At Intel’s Memory and Storage 2020 event, the company highlighted six new products to help customers meet the challenges of digital transformation. Key to advancing innovation , Intel announced two new additions to its Intel Optane Solid State Drive (SSD) Series: the Intel Optane SSD P5800X, the world’s fastest datacentre SSD and the Intel Optane Memory H20 for client, which features performance and mainstream productivity for gaming and content creation. Optane helps meet the needs of modern computing by bringing storage closer to the CPU. The company also revealed its intent to deliver its 3rd generation of Intel Optane persistent memory (code-named “Crow Pass”) for cloud and enterprise customers.
“With the release of these new Optane products, we continue our innovation, strengthen our memory and storage portfolio, and enable our customers to better navigate the complexity of digital transformation. Optane products and technologies are becoming a mainstream element of business compute. And as a part of Intel, these leadership products are advancing our long-term growth priorities, including AI, 5G networking and the intelligent, autonomous edge.”
–Alper Ilkbahar, Intel VP in the Data Platforms Group and GM of the Intel Optane Group
Intel also announced three new NAND SSDs featuring 144-layer cell memory: the Intel SSD 670p, the company’s next-gen144-layer quad-level-cell (QLC) 3D NAND SSD for mainstream computing; the Intel SSD D7-P5510, the world’s first-to-market 144-layer triple-level-cell NAND design; and the Intel SSD D5-P5316, a greater-density, higher-endurance SSD built around the industry’s first 144-layer QLC NAND.
With today’s Intel Optane technology announcements, Intel continues to establish a new tier in the datacentre storage pyramid, which combines the attributes of both DRAM and NAND. Intel Optane SSDs alleviate data supply bottlenecks and accelerate applications with fast caching and fast storage to increase scale-per-server and reduce transaction costs for latency-sensitive workloads.

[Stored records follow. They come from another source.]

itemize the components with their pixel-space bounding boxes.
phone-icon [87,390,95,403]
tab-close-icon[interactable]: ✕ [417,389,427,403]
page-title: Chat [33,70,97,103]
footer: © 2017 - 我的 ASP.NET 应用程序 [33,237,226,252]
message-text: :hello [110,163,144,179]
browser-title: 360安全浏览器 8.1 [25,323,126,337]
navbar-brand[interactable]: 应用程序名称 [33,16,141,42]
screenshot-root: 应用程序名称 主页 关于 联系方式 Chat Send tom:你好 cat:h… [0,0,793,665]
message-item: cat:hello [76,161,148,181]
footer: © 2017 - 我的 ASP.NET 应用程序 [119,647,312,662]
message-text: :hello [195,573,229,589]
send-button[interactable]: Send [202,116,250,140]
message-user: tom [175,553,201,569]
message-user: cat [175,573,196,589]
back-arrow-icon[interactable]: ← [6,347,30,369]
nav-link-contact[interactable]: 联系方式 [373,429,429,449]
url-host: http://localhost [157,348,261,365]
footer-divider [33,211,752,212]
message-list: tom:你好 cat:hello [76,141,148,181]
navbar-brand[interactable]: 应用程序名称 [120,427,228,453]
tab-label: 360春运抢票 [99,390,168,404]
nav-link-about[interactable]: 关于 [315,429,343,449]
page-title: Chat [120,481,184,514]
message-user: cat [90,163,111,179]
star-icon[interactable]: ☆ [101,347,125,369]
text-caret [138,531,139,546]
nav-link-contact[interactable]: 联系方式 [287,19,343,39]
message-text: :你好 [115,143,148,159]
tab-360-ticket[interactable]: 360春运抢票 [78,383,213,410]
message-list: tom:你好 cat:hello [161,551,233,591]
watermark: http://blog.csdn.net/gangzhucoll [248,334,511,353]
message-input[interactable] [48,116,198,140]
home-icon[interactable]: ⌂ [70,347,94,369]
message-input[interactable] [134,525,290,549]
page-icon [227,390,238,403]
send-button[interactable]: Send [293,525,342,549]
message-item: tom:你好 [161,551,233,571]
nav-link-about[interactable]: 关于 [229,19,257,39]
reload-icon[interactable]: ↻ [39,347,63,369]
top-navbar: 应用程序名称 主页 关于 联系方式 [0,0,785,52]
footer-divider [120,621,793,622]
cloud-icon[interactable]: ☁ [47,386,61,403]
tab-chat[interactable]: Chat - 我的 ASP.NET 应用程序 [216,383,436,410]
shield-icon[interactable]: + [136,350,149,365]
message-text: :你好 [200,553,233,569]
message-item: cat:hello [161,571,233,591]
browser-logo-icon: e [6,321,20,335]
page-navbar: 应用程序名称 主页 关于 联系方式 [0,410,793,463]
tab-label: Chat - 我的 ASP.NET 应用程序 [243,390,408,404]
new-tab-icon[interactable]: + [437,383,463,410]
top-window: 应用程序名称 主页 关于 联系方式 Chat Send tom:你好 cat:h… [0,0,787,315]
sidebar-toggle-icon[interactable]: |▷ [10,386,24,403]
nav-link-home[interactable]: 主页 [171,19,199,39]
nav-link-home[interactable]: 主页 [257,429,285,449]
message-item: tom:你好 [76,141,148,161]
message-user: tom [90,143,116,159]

Intel Optane persistent memory is Intel’s vision of a memory and storage solution that offers persistence, capacity, affordability, low latency and memory-like speed. With Intel Optane persistent memory, Intel has re-architected the memory and storage hierarchy allowing it to be used as a distinct capacity and performance tier for memory and storage. With this approach, it is possible to create a two-tiered memory architecture where DRAM is the performance tier and persistent memory is the capacity tier. In the case of storage, Optane persistent memory is used as the performance tier to the NAND capacity tier.
Intel Optane persistent memory is attached to the CPU via the double-data rate bus, enabling direct load-and-store access at DRAM speeds; non-volatile, it combines the best elements of memory and storage.
Intel will further strengthen and extend its unique memory and storage portfolio with its 3rd generation of Intel Optane persistent memory, code-named “Crow Pass” and with future Intel® Xeon® Scalable processors (code-named “Sapphire Rapids.”)
Three new NAND SSDs announced today represent new milestones for establishing TLC and QLC as a mainstream technology for high-capacity drives. The Intel® 3D NAND SSD 670p is Intel’s next-gen 144-layer quad-level-cell (QLC) 3D NAND SSD for mainstream computing. The Intel SSD D7-P5510 is the world’s first-to-market 144-layer TLC NAND design and the Intel SSD D5-P5316 is built around the industry’s first 144-layer QLC NAND. Intel has been developing these technologies over the past decade.